No one in the village owns a car. They walk, bicycle or hitch-hike to get around. There is neither running water nor electricity so all activity starts at dawn and concludes at dusk. Precious water – for cooking, bathing, clothes-washing, drinking - is collected 2 kilometers away at the borehole. ids manage to transport two 50-gallon containers strapped to the back of a bicycle IF they are fortunate enough to own one. Women balance water jugs atop their heads. The borehole is also a center for socializing while waiting your turn at the water pump.
Dinner dishes are washed by hand with water from a jug, and laid atop a wooden rack to be dried by the sun. Clothes are scrubbed by hand and hung out on lines to dry, but beware as lone cows enjoy chewing shirts and trousers.
Guinea fowl, goats, chickens, roosters, dogs, cats and a solitary pig run free. At dusk, herds of cattle trudge by in a well-ordered line heading home to retire for the evening.
Dozens of locals stopped by during our stay to welcome us and talk for hours. Many spoke English and we enjoyed learning about their lives and the then upcoming Zambian presidential election which they take very seriously. They also had opinions about our election madness.
While Jane speaks the native language Tonga, she is encouraged by the mothers to speak English so the children can learn. Before bedtime, Jane tells them fairy tales in English with one of the older girls, Jatrine, translating to Tonga. The little girls loved the colorful ribbons that adorned the gifts we brought for Jane, tying them in their hair and posing happily for photos. A box of Tootsie Roll pops made for a special treat.
The entire extended family, young and old, clamored for us to snap their photos.

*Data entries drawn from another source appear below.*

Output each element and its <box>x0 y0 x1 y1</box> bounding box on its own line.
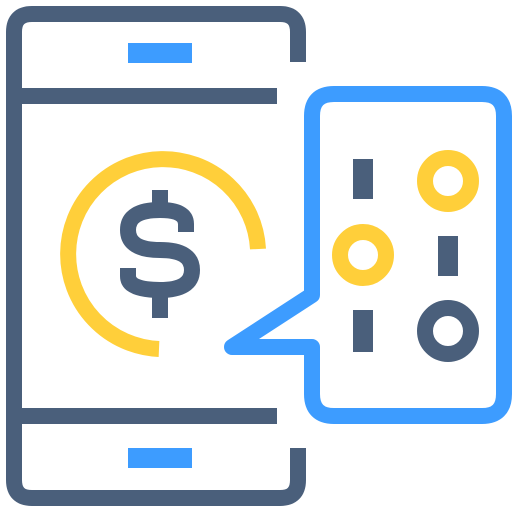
bit-bar-icon <box>353 159 373 199</box>
phone-home-button-icon <box>128 448 192 468</box>
phone-speaker-icon <box>128 43 192 63</box>
mobile-payment-icon <box>0 0 512 512</box>
dollar-sign-icon <box>119 190 200 318</box>
speech-bubble-icon <box>224 86 512 424</box>
bit-bar-icon <box>353 310 373 352</box>
bit-circle-yellow-icon <box>417 150 479 212</box>
mobile-payment-illustration <box>6 6 512 506</box>
bit-bar-icon <box>438 236 458 276</box>
bit-circle-dark-icon <box>417 300 479 362</box>
bit-circle-yellow-icon <box>332 224 394 286</box>
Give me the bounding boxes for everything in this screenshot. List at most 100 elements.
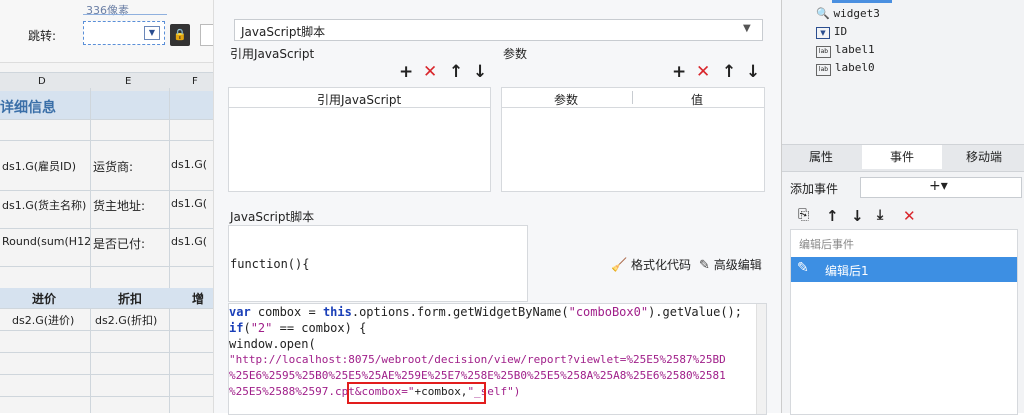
lower-cell-2[interactable]: ds2.G(折扣) [95,312,157,328]
move-down-icon[interactable]: ↓ [851,207,864,225]
tab-events[interactable]: 事件 [862,145,942,169]
format-code-button[interactable]: 🧹 格式化代码 [611,256,691,273]
gridline [0,330,213,331]
tree-label: label1 [834,43,875,56]
cell-d-row3[interactable]: Round(sum(H12 [2,235,91,248]
event-item-after-edit[interactable]: ✎ 编辑后1 [791,257,1017,282]
broom-icon: 🧹 [611,258,628,273]
function-signature: function(){ [230,257,310,271]
gridline [0,266,213,267]
ref-js-table[interactable]: 引用JavaScript [228,87,491,192]
tab-mobile[interactable]: 移动端 [944,145,1024,169]
code-token: combox = [250,305,323,319]
add-event-label: 添加事件 [790,182,839,196]
format-code-label: 格式化代码 [631,258,692,272]
add-param-icon[interactable]: + [672,62,686,82]
code-token: ).getValue(); [648,305,742,319]
add-event-dropdown[interactable]: +▾ [860,177,1022,198]
code-token: ( [243,321,251,335]
function-sig-box: function(){ [228,225,528,302]
advanced-edit-button[interactable]: ✎ 高级编辑 [699,256,762,273]
tree-label: ID [833,25,848,38]
report-designer: 336像素 跳转: ▼ 🔒 D E F 详细信息 ds1.G(雇员ID) 运货商… [0,0,213,413]
gridline [0,374,213,375]
type-select[interactable]: JavaScript脚本 ▼ [234,19,763,41]
cell-e-row3[interactable]: 是否已付: [93,235,145,252]
code-scrollbar[interactable] [756,304,766,414]
gridline [0,190,213,191]
param-column[interactable]: 参数 [554,91,578,108]
event-item-label: 编辑后1 [825,264,869,278]
gridline [0,352,213,353]
param-table-header: 参数 值 [502,88,764,108]
code-line-1: var combox = this.options.form.getWidget… [229,305,742,319]
tree-label: widget3 [833,7,880,20]
lower-header-3[interactable]: 增 [192,290,204,307]
value-column[interactable]: 值 [691,91,703,108]
jump-label: 跳转: [28,29,57,43]
move-up-icon[interactable]: ↑ [826,207,839,225]
code-line-4: "http://localhost:8075/webroot/decision/… [229,353,726,366]
lock-icon[interactable]: 🔒 [170,24,190,46]
right-panel: 🔍 widget3 ▼ ID lab label1 lab label0 属性 … [781,0,1024,415]
move-up-param-icon[interactable]: ↑ [722,62,736,82]
code-token: == combox) { [272,321,367,335]
cell-e-row1[interactable]: 运货商: [93,158,133,175]
delete-ref-icon[interactable]: ✕ [423,62,437,82]
toolbar-box[interactable] [200,24,213,46]
gridline [90,88,91,413]
param-table[interactable]: 参数 值 [501,87,765,192]
code-line-3: window.open( [229,337,316,351]
edit-icon: ✎ [699,258,710,273]
move-down-ref-icon[interactable]: ↓ [473,62,487,82]
type-select-value: JavaScript脚本 [241,25,326,39]
code-token: if [229,321,244,335]
tree-item-label1[interactable]: lab label1 [816,42,875,58]
cell-d-row2[interactable]: ds1.G(货主名称) [2,197,86,213]
section-title: 详细信息 [0,100,56,116]
size-guide [83,14,167,15]
lower-header-2[interactable]: 折扣 [118,290,142,307]
combo-arrow-icon[interactable]: ▼ [144,26,160,40]
tab-properties[interactable]: 属性 [782,145,860,169]
ref-js-column[interactable]: 引用JavaScript [317,91,401,108]
tree-item-id[interactable]: ▼ ID [816,24,847,39]
delete-event-icon[interactable]: ✕ [903,207,916,225]
cell-d-row1[interactable]: ds1.G(雇员ID) [2,158,76,174]
advanced-edit-label: 高级编辑 [713,258,762,272]
col-header-e[interactable]: E [125,76,131,87]
move-bottom-icon[interactable]: ⤓ [877,207,883,223]
add-event-icon[interactable]: +▾ [929,178,948,194]
highlight-box [347,382,486,404]
js-event-dialog: JavaScript脚本 ▼ 引用JavaScript 参数 + ✕ ↑ ↓ +… [213,0,782,415]
delete-param-icon[interactable]: ✕ [696,62,710,82]
gridline [0,396,213,397]
tree-item-label0[interactable]: lab label0 [816,60,875,76]
tree-item-widget3[interactable]: 🔍 widget3 [816,6,880,20]
chevron-down-icon[interactable]: ▼ [743,23,751,34]
col-header-d[interactable]: D [38,76,46,87]
gridline [0,308,213,309]
combo-widget-icon: ▼ [816,27,830,39]
col-header-f[interactable]: F [192,76,198,87]
add-ref-icon[interactable]: + [399,62,413,82]
code-editor[interactable]: var combox = this.options.form.getWidget… [228,303,767,415]
cell-f-row2[interactable]: ds1.G( [171,197,207,210]
cell-e-row2[interactable]: 货主地址: [93,197,145,214]
code-line-2: if("2" == combox) { [229,321,366,335]
code-token: this [322,305,352,319]
cell-f-row1[interactable]: ds1.G( [171,158,207,171]
lower-cell-1[interactable]: ds2.G(进价) [12,312,74,328]
ref-js-label: 引用JavaScript [230,47,315,61]
code-token: var [229,305,251,319]
column-header-row: D E F [0,72,213,92]
label-widget-icon: lab [816,64,831,76]
jump-combo[interactable]: ▼ [83,21,165,45]
move-down-param-icon[interactable]: ↓ [746,62,760,82]
lower-header-1[interactable]: 进价 [32,290,56,307]
copy-icon[interactable]: ⎘ [798,207,809,223]
tree-label: label0 [834,61,875,74]
column-divider [632,91,633,104]
move-up-ref-icon[interactable]: ↑ [449,62,463,82]
cell-f-row3[interactable]: ds1.G( [171,235,207,248]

They were overjoyed at seeing the result on the camera screen. With no mirrors to hand, this was the way they could actually see what they looked like.
The smiling children of all ages play together; volleyball, soccer, tree climbing. They share a single coloring book - with one child coloring one page and a second coloring the one opposite, then passing the book to the next pair of kids. Simple pleasures.
Junior, the son of Jane’s host family, proudly shows us his menagerie of 30 small cows and elephants he has sculpted with dirt and water and spittle. From somewhere he has found a small toy axle with wheels to which he attached a length of cord to create a cart for two of his mud cows. He plays with them for hours on end.
An existence so foreign from our lightning fast pace in NYC where emails must be returned in split second fashion and phone calls scheduled in order to fit into each other's over-scheduled schedules. Tick tock. Chop chop. Not enough time to do it all. But is there? The trip has made me take stock. What is the nature of happiness? Is a slower existence more rewarding? If we allow space to reflect and just be, do we eliminate anxiety and stress? If we don't know we are missing something, would we miss it? There are no snap answers but our time in Zambia caused me to pause and realize how circumstance has landed me in this time and in this place of privilege and plenty. And that even so, there are still lessons to be learnt from a small group of people in a village halfway around the world in a place where the sun provides the only light.